The Pathology Division has the mandate to study the diseases associated with forest ecosystems, their causal organisms, their surveillance and management and also to study the fungi associated with forest ecosystems, their useful and harmful effects and their utilization. The Mycology branch came into existence in 1950 with the initial thrust to collect and study the fungi attacking the forest trees and timber. After 1955, emphasis was given to study the diseases of forest tree species and work out their management strategies. The Division has 04 Scientists and 11 technical and other staff. During the review period the scientists of the Division published 03 papers in international peer reviewed journals, 31 in national peer reviewed journals, 04 books, 04 Technical reports and supervised 06 Ph.D. dissertations. The Division carried out work on 19 projects in the review period. The shortage of staff and disparity of pay in scientific and support staff is a major constraint in the institute. It is necessary to increase the motivation levels of field and support staff for better performance. The division at present is restricting its research to fungi and mycorrhizae. The scope should be extended to include other kinds of disease causing microorganisms like viruses, bacteria, nematodes, mycoplasma and other economically important groups such as mushroom and fungi of neutraceutical value. The division should also undertake toxicology studies, environment friendly formulations of fungicides, studies on deficiency diseases.
Vision of the Division :-
Integrated disease management of nurseries and plantations of economically important forest species.
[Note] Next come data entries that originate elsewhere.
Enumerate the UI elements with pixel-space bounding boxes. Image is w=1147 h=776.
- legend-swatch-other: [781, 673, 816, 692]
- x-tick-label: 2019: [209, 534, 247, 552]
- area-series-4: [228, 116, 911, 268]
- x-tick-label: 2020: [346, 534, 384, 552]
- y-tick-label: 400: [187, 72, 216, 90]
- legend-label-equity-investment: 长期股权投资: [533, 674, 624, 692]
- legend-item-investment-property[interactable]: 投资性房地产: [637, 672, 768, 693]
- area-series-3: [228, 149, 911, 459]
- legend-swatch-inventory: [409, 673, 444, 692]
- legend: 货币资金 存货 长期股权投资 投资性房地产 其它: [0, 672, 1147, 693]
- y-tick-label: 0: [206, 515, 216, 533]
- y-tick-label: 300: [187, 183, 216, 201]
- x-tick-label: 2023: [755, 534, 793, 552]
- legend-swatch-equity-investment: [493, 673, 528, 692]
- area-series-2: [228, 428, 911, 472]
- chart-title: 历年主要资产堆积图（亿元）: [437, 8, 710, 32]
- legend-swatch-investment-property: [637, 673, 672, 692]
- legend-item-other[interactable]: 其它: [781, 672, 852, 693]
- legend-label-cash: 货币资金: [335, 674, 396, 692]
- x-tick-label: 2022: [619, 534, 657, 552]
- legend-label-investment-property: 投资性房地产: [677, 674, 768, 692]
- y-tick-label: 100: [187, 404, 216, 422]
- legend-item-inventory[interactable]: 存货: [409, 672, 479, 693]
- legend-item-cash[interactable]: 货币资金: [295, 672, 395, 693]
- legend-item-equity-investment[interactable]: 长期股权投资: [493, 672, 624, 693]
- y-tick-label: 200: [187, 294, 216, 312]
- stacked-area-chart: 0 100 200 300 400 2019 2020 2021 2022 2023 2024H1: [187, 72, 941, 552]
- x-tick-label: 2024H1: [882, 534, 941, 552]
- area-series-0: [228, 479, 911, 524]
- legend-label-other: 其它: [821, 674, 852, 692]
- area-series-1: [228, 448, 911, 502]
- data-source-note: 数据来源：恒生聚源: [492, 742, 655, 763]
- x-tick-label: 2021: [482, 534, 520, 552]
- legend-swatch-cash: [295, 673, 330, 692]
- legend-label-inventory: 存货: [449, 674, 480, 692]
Identification of resistant sources against serious diseases like shisham mortality, etc.
Seed health with references to edible seeds, oil seeds, fruits, etc. of forest origin.
Introduction of disease management in sustainable medicinal plant production technology.
Molecular basis for host-parasite interaction in relation to resistance and diversity.
Identification of sources for natural resistance in plantation grown juvenile timbers.
Estimation of carbon losses by the diseases.
Commercialization of Biocontrol agents for disease management.
Bioremediation of industrial wastes through microbes.
Evaluation of nutriceutical quality of potential forest fungi.
Exploration of antimicrobial properties of plants.
Application of biofertilizers in afforestation of wastelands.
Assessment of microbial diversity of forest ecosystems.
Strengthening of National Type Culture Collection and Herbarium.
Updating of course curriculum and preparation of teaching/training materials.